Indeed, Clinton laughs during several different parts of the interview – especially when she discusses the forensic lab destroying key evidence – which led to Taylor getting away with the crime.
But Ronald rotunda, a professor of legal ethics at Chapman University, told the Washington Free Beacon, “We don’t have to believe the client is innocent…our job is to represent the client in the best way we can within the bounds of the law.”
However, he did raise the possibility that Clinton may have breached the attorney-client privilege by discussing the case so openly. “You can’t do that,” he said. “Unless the client says: ‘You’re free to tell people that you really think I’m a scumbag and the only reason I got a lighter sentence is because you’re really a clever lawyer.”
Taylor was accused of plying the girl with whisky and coke and raping her in his car that evening. Part of the prosecution case against him was the testimony of the girl, two witnesses who saw them together and a “pair of men’s undershorts taken from the defendant herein.”

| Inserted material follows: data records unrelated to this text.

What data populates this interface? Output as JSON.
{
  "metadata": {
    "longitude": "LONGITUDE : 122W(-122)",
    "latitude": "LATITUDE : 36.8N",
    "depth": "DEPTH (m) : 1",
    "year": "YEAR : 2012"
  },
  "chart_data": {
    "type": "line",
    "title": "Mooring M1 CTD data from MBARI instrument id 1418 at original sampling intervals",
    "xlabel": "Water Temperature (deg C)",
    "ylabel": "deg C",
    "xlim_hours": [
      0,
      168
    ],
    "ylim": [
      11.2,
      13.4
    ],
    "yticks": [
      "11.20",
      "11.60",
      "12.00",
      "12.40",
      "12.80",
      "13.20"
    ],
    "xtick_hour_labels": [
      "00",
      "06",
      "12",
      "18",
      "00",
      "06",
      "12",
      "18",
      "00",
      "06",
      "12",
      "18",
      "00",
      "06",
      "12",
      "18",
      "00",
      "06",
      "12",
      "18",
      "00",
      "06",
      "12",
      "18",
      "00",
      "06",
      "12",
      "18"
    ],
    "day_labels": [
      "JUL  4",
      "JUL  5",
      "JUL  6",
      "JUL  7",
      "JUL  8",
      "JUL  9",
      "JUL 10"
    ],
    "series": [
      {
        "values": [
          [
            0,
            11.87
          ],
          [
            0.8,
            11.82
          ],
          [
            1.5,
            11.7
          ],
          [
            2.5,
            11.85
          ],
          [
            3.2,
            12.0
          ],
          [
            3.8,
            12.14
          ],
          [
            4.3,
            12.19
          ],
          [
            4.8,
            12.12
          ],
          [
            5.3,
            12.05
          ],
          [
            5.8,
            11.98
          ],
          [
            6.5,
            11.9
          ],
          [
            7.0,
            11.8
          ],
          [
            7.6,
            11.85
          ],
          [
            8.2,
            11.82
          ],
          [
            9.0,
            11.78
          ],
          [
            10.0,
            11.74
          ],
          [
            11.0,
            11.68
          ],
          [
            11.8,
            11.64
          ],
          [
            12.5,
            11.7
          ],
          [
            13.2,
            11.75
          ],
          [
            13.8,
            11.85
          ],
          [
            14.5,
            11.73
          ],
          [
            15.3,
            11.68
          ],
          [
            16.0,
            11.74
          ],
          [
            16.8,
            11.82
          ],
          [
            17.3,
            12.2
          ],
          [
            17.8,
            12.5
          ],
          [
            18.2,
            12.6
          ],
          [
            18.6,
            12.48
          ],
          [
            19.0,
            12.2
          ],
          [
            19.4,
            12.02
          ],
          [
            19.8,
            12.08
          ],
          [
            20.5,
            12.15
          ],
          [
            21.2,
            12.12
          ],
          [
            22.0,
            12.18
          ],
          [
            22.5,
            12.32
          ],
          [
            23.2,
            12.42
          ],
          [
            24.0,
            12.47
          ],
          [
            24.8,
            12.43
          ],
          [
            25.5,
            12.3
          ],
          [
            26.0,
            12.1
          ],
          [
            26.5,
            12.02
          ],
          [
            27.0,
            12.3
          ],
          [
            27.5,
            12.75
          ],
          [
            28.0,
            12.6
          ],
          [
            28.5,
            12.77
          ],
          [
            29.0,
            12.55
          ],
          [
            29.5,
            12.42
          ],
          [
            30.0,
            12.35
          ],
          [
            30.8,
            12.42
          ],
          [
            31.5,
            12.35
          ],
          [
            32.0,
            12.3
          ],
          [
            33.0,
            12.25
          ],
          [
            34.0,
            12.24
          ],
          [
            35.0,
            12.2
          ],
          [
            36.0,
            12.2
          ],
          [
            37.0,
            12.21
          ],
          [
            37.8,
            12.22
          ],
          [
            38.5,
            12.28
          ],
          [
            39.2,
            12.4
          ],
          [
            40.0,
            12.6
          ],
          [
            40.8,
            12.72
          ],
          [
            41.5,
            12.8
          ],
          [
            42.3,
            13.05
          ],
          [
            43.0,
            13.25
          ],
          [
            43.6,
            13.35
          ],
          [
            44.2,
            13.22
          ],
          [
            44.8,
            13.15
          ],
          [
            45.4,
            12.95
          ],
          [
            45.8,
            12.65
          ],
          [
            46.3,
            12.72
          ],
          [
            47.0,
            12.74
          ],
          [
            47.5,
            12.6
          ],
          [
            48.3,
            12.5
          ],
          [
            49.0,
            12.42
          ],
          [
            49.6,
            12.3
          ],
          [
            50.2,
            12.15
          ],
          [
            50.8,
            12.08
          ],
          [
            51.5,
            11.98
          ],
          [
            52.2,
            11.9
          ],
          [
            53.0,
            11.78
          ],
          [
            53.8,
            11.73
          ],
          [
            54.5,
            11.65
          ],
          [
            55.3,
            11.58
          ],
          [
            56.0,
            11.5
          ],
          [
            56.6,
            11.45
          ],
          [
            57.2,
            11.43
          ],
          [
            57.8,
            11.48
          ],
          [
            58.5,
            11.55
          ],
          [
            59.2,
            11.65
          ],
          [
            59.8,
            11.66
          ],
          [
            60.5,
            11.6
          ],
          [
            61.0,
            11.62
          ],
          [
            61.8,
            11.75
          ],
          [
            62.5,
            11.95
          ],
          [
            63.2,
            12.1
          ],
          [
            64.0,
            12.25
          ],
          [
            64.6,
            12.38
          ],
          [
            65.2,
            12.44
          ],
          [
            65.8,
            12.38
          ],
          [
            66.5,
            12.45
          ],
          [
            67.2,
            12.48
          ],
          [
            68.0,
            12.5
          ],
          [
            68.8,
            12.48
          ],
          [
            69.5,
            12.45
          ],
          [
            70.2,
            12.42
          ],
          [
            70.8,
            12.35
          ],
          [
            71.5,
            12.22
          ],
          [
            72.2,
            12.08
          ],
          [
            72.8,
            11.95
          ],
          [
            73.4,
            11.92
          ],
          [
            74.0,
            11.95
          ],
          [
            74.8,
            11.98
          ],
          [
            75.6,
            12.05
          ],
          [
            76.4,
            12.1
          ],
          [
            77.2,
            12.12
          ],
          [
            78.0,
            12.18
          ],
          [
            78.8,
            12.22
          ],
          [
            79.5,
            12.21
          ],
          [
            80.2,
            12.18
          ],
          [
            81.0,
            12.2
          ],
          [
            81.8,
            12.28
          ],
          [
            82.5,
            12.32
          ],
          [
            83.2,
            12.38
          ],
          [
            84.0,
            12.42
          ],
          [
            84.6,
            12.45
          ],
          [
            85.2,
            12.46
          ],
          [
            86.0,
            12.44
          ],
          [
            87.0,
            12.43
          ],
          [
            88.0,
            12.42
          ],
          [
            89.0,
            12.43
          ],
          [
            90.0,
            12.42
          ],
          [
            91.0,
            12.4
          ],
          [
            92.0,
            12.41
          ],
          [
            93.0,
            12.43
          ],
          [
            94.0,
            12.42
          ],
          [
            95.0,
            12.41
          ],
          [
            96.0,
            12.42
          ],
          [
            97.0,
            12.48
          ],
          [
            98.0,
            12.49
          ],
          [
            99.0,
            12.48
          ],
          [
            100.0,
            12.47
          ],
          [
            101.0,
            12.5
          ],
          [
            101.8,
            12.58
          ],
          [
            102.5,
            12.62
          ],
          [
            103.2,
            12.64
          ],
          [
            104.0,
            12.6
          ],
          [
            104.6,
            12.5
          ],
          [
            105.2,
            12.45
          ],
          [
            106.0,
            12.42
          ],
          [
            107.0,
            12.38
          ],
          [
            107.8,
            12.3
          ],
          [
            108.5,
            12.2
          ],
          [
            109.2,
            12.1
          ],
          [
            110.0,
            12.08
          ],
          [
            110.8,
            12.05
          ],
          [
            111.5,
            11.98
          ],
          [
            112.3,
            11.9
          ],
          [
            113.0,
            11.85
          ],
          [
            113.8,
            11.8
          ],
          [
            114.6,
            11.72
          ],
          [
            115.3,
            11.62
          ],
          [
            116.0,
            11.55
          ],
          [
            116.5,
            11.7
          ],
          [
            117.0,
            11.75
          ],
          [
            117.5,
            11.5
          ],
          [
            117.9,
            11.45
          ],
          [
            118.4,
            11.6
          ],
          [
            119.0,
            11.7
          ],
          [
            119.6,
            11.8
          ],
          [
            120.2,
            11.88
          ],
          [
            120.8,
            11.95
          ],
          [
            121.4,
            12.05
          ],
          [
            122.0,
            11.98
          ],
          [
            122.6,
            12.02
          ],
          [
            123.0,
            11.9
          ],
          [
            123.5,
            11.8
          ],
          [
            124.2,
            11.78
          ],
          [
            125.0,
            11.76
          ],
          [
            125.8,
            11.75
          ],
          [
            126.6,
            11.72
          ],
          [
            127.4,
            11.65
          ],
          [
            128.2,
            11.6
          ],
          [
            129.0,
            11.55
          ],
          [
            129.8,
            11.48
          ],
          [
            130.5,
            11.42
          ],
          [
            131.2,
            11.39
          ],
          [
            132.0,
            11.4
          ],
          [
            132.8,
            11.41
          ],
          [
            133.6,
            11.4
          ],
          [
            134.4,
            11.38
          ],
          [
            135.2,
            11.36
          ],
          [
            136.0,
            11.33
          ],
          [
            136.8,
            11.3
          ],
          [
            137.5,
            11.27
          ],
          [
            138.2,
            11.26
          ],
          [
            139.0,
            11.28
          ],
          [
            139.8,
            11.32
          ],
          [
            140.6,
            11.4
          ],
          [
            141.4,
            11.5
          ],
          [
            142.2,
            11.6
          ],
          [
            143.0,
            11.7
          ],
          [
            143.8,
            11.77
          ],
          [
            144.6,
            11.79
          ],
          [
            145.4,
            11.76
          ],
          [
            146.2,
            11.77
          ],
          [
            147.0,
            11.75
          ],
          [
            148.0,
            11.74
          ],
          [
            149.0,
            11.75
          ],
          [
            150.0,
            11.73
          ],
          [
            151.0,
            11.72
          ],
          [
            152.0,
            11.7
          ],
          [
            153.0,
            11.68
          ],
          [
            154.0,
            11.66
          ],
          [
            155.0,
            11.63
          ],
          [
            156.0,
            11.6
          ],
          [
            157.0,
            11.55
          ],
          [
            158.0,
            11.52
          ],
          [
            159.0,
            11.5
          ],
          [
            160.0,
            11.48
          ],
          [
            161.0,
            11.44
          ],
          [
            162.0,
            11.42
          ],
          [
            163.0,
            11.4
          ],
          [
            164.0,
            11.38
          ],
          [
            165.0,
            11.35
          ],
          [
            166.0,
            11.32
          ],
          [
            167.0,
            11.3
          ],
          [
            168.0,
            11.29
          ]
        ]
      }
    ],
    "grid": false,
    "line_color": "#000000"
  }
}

Crucially, even though Clinton was attacking the credibility of the girl’s character, it was the underwear that allowed her client to walk free. “You know, what was sad about it,” Clinton told Reed, “was the prosecutor had evidence, among which was Taylor’s underwear, which was bloody.”
However, the crime investigation lab failed to handle the evidence correctly. “The crime lab took the pair of underpants, neatly cut out the part that they were gonna test, tested it, came back with the result of what kind of blood it was what was mixed in with it – then sent the pants back with the hole in it to evidence,” said Clinton. “Of course the crime lab had thrown away the piece they had cut out.”
Jumping on this error, Clinton had the underwear taken to a renowned New York City forensic expert for confirmation that this evidence was now comprised. “The story through the grape vine was that if you could get this investigator interest in the case then you had the foremost expert in the world willing to testify, so maybe it came out the way you wanted it to come out,” she said.
“Well this guy’s ready to come from New York to prevent this miscarriage of justice,” said a laughing Clinton on the tape describing her conversation with the Arkansas prosecutor.
In his opinion there was not enough blood on it to test and this ultimately caused Judge Maupin Cummings to decide that offering Taylor a plea deal would be the best option.
Taylor, who died in 1992, pleased guilty to unlawful fondling of a child and was sentenced to one year in prison, which was reduced to two months for time served.
However, her cavalier attitude to the rape case comes just over six months after she was honored by the Children’s Defense Fund at its 40th anniversary soiree last September at the Kennedy Center. And, ironically, the trial was instrumental in Clinton co-founding the first rape crises hotline in Fayetteville.
The Free Beacon tracked down the victim, now aged 52, who still lives in Fayetteville. She said that she was divorced and an addict to methamphetamines and was in prison for check forgery to pay for her drugs.
She expressed hostility towards Clinton for getting her rapist off and said her life has been miserable since.